L'État qui applique la loi sur la séparation de l'Église et de l'État (1904) enseigne dans les écoles la langue unique. Le phénomène n'est pas nouveau, il accentue cette distorsion entre un monde quotidien du travail, provençalophone, et un monde pour qui l'intégration sociale et culturelle se fera désormais en français.

Et pourtant, note Marius Autran quand il aborde le chapitre de la culture seynoise, les sociétés culturelles nombreuses qui animent la vie de la cité, de la musique à la langue d'Oc, expriment un esprit humaniste d'où tout racisme est exclu.

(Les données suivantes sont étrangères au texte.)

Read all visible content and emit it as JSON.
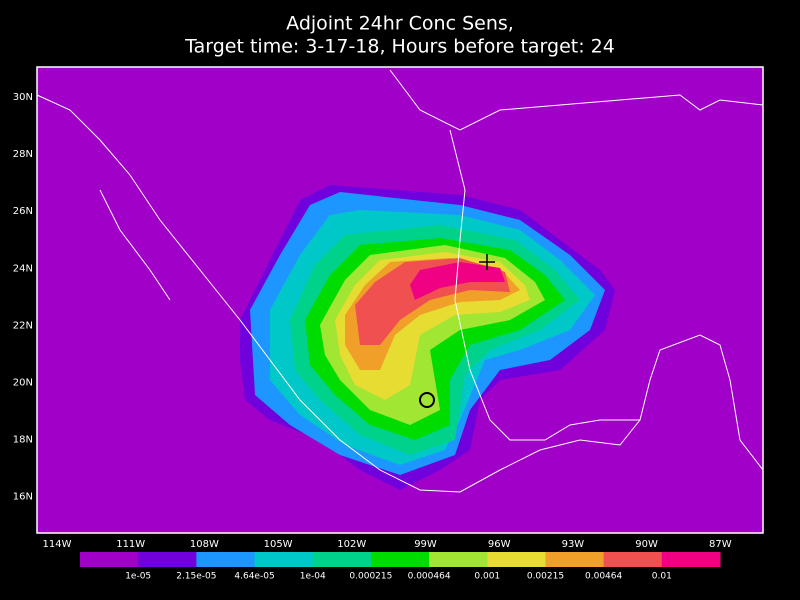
{
  "title": {
    "line1": "Adjoint 24hr Conc Sens,",
    "line2": "Target time: 3-17-18, Hours before target: 24"
  },
  "lat_labels": [
    "30N",
    "28N",
    "26N",
    "24N",
    "22N",
    "20N",
    "18N",
    "16N"
  ],
  "lon_labels": [
    "114W",
    "111W",
    "108W",
    "105W",
    "102W",
    "99W",
    "96W",
    "93W",
    "90W",
    "87W"
  ],
  "colorbar": {
    "labels": [
      "1e-05",
      "2.15e-05",
      "4.64e-05",
      "1e-04",
      "0.000215",
      "0.000464",
      "0.001",
      "0.00215",
      "0.00464",
      "0.01"
    ],
    "colors": [
      "#a000c8",
      "#7000dc",
      "#1e96ff",
      "#00c8c8",
      "#00d28c",
      "#00dc00",
      "#a0e632",
      "#e6dc32",
      "#f0a028",
      "#f05050",
      "#f00082"
    ]
  }
}
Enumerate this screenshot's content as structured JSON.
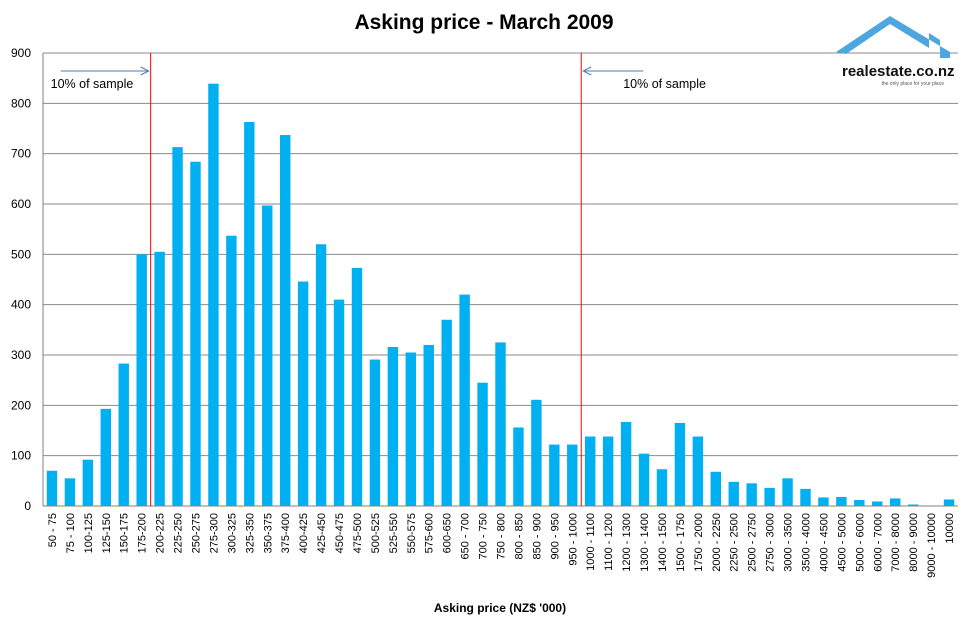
{
  "logo": {
    "text": "realestate.co.nz",
    "tagline": "the only place for your place",
    "color": "#4da6e0"
  },
  "chart_data": {
    "type": "bar",
    "title": "Asking price - March 2009",
    "xlabel": "Asking price (NZ$ '000)",
    "ylabel": "",
    "ylim": [
      0,
      900
    ],
    "yticks": [
      0,
      100,
      200,
      300,
      400,
      500,
      600,
      700,
      800,
      900
    ],
    "grid": true,
    "bar_color": "#00b0f0",
    "categories": [
      "50 - 75",
      "75 - 100",
      "100-125",
      "125-150",
      "150-175",
      "175-200",
      "200-225",
      "225-250",
      "250-275",
      "275-300",
      "300-325",
      "325-350",
      "350-375",
      "375-400",
      "400-425",
      "425-450",
      "450-475",
      "475-500",
      "500-525",
      "525-550",
      "550-575",
      "575-600",
      "600-650",
      "650 - 700",
      "700 - 750",
      "750 - 800",
      "800 - 850",
      "850 - 900",
      "900 - 950",
      "950 - 1000",
      "1000 - 1100",
      "1100 - 1200",
      "1200 - 1300",
      "1300 - 1400",
      "1400 - 1500",
      "1500 - 1750",
      "1750 - 2000",
      "2000 - 2250",
      "2250 - 2500",
      "2500 - 2750",
      "2750 - 3000",
      "3000 - 3500",
      "3500 - 4000",
      "4000 - 4500",
      "4500 - 5000",
      "5000 - 6000",
      "6000 - 7000",
      "7000 - 8000",
      "8000 - 9000",
      "9000 - 10000",
      "10000"
    ],
    "values": [
      70,
      55,
      92,
      193,
      283,
      500,
      505,
      713,
      684,
      839,
      537,
      763,
      597,
      737,
      446,
      520,
      410,
      473,
      291,
      316,
      305,
      320,
      370,
      420,
      245,
      325,
      156,
      211,
      122,
      122,
      138,
      138,
      167,
      104,
      73,
      165,
      138,
      68,
      48,
      45,
      36,
      55,
      34,
      17,
      18,
      12,
      9,
      15,
      3,
      0,
      13
    ],
    "annotations": [
      {
        "text": "10% of sample",
        "after_category": "175-200",
        "arrow": "right"
      },
      {
        "text": "10% of sample",
        "after_category": "950 - 1000",
        "arrow": "left"
      }
    ],
    "reference_line_color": "#ff0000"
  }
}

Voyez ces Italiens du Piémont, ils parlent provençal aussi… Même le cimetière est dépositaire de cette mémoire culturelle dont l'enfant de Pezenas qu'èro mouart avant d'èstre nas, dit la légende de cette Dame Pézenas enterrée vivante en 1829, revenant à la vie en présence de détrousseurs de cimetières et donnant naissance ensuite à un enfant mort avant d'être né...

Les ouvriers seynois qui font des journées de 15 heures, vivent très difficilement, mangent au plus de la viande une fois par semaine, commencent à s'organiser dans les syndicats et dans le Parti Ouvrier. La Seyne vit au rythme de ses activités multiples dont le moteur est une société très diversifiée dans ses origines sociales mais dont le petit peuple est majoritaire.

Les questions de santé, d'eau et d'hygiène sont au coeur des municipalités successives et la Commune devra attendre longtemps avant de voir ses toupines et son torpilleur disparaître des rues et cesser d'alimenter les champs voisins.

La rupture que subit cette communauté locale vivant encore sur les franges d'une organisation sociale du XIXe siècle finissant se produit entre les deux guerres qui ébranlent l'Occident.

Dès la fin de la seconde guerre mondiale, la cité se transforme comme jamais. L'urbanisme se développe dans la démesure et l'entassement vertical à La Chaulane devenue Zone Urbaine Prioritaire, qui concentre tous les conflits sociaux que nous connaissons aujourd'hui. (Savez-vous que cette propriété du quartier de Saint-Jean de Berthe eut parmi ses propriétaires successifs un certain Pierre Laval, journaliste, venu racheter le Petit Var entre les deux guerres ?). Car la démographie grimpe, de nouvelles populations participent à la vie de la cité de la mer. La fin des chantiers navals et les projets de conversion attendus laissent la ville dans une profonde incertitude et un grand découragement tous ceux qui ont travaillé dans les entreprises navales et la sous-traitance.

La Seyne s'interroge sur ce que sera ce tournant du siècle. Ses plus de soixante mille habitants sont un potentiel important pour la seconde ville du Var. Son histoire tournée vers la mer, l'identité qui s'en est dégagée jusqu'à aujourd'hui indiquent une orientation possible que ni les pouvoirs ni les hommes ne doivent décevoir.

Que les élus seynois prennent le temps de se demander ce que devient un arbre sans racines. Et demandons à Marius Autran, cet éperdu amoureux de sa ville, d'en écrire encore, avec compétence et sensibilité, l'histoire.